As a remote analogy, the fast digestible carbohydrates can play a certain role in the development of diabetes 2 in a case of intensive intake. If in a child without a genetic predisposition to diabetes such sugar consumption cannot be too harmful, though undesirable, in an older person, especially with a genetic predisposition, chronic challenge of insulin/glucagon systems could lead to diabetes 2 with other consequence.

Temporary hormonal insufficiency is well known. For example, temporary adrenal insufficiency  can occur after stress or infection. A different example is temporary thyroid insufficiency.

There are some epidemiological studies about high standardized mortality ratios for lymphopoietic cancers among pathologists. These studies are relatively old (1973). They were attributed to damaging effect of formalin in old laboratories with limited ventilation and religious trust in the amount of fixatives (formalin/tissue ratio as 20:1). If the epidemiological observation were correct, I my view, the cause of higher incidents of cancer among the pathologists could be attributed to infection overexposure under conditions of minimal protective equipment.

More speculations

Perhaps, the formalin saturation in old laboratories was useful for disinfection at least against bacteria though not against viruses and prions.

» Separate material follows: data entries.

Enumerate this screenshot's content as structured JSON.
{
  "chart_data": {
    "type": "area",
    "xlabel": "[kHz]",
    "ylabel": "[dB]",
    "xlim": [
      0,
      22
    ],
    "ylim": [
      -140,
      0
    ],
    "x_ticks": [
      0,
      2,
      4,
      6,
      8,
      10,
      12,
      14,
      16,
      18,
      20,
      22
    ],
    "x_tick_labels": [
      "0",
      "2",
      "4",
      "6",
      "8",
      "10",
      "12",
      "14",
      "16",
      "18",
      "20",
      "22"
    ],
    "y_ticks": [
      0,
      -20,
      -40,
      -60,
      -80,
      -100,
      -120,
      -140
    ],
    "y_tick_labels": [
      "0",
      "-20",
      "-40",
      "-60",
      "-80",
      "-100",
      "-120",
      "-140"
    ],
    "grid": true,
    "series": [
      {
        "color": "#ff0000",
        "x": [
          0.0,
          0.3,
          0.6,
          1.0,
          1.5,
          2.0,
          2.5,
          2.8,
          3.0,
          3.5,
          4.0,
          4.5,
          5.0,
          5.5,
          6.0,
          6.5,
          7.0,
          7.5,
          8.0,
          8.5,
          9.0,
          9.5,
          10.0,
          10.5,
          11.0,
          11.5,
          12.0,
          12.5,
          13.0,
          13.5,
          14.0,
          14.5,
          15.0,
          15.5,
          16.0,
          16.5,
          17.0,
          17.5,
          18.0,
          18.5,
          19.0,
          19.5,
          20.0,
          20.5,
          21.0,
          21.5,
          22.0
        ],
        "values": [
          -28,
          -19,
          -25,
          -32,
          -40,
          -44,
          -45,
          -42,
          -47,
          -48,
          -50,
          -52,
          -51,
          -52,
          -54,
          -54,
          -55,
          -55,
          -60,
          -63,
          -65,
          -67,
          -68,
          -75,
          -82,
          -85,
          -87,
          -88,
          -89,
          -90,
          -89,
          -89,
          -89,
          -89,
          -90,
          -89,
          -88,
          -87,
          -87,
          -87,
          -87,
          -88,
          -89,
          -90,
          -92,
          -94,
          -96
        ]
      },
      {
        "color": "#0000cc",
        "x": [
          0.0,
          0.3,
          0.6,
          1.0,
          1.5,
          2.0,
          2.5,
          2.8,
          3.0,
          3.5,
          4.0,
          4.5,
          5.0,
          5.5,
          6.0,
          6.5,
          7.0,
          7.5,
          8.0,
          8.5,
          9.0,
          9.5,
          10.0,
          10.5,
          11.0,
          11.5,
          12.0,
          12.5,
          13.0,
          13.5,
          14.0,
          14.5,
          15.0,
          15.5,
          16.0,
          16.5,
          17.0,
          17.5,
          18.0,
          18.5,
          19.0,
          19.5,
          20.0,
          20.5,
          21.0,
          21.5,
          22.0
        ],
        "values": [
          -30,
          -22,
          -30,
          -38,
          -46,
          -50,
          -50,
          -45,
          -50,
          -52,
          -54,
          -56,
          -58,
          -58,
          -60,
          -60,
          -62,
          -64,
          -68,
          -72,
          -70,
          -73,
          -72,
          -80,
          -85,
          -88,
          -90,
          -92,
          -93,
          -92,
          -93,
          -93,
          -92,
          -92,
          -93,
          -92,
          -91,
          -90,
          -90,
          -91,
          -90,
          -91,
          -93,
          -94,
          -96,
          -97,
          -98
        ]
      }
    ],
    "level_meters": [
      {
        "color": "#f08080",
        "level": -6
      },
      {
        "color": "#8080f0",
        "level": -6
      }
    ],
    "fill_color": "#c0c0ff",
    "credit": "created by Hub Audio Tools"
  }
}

Although overexposure to formalin with damage of protective level of body (mucous layer, respiratory tract villia) could eliminate the anatomical line of immunity defense, a minimal, below the irritation threshold concentration of formaldehyde in the laboratory environment might be beneficial by having a positive effect on infection exposure. However, this could only diminish but not eliminate challenges to immune system, conditions that might cause temporary immunodeficiency.

Final speculations

The old, century- long dispute between causality (Virchow) and conditionality (von Hansemann, Verworn, Bergman) comes into play here. This was not a scholastic dispute, but we will not go too far in this direction. In my personal preferences and pathology education, I lean to conditionals.  Temporary immunodeficiency is a condition that predisposes an individual to harmful consequences of acute and chronic infection exposure in surgical pathology laboratory. This might be a breach of defense lines against pathogenic microorganism as well as a background for malignancydevelopment.

Again, my apology for scientific superficiality of the concept.

  1. Dimenstein IB: The action of pancreotoxic serum on the exocrine apparatus of the pancreas in guinea pigs- Pathophysiology and Experimental Therapy, 1970; 5: 47-51.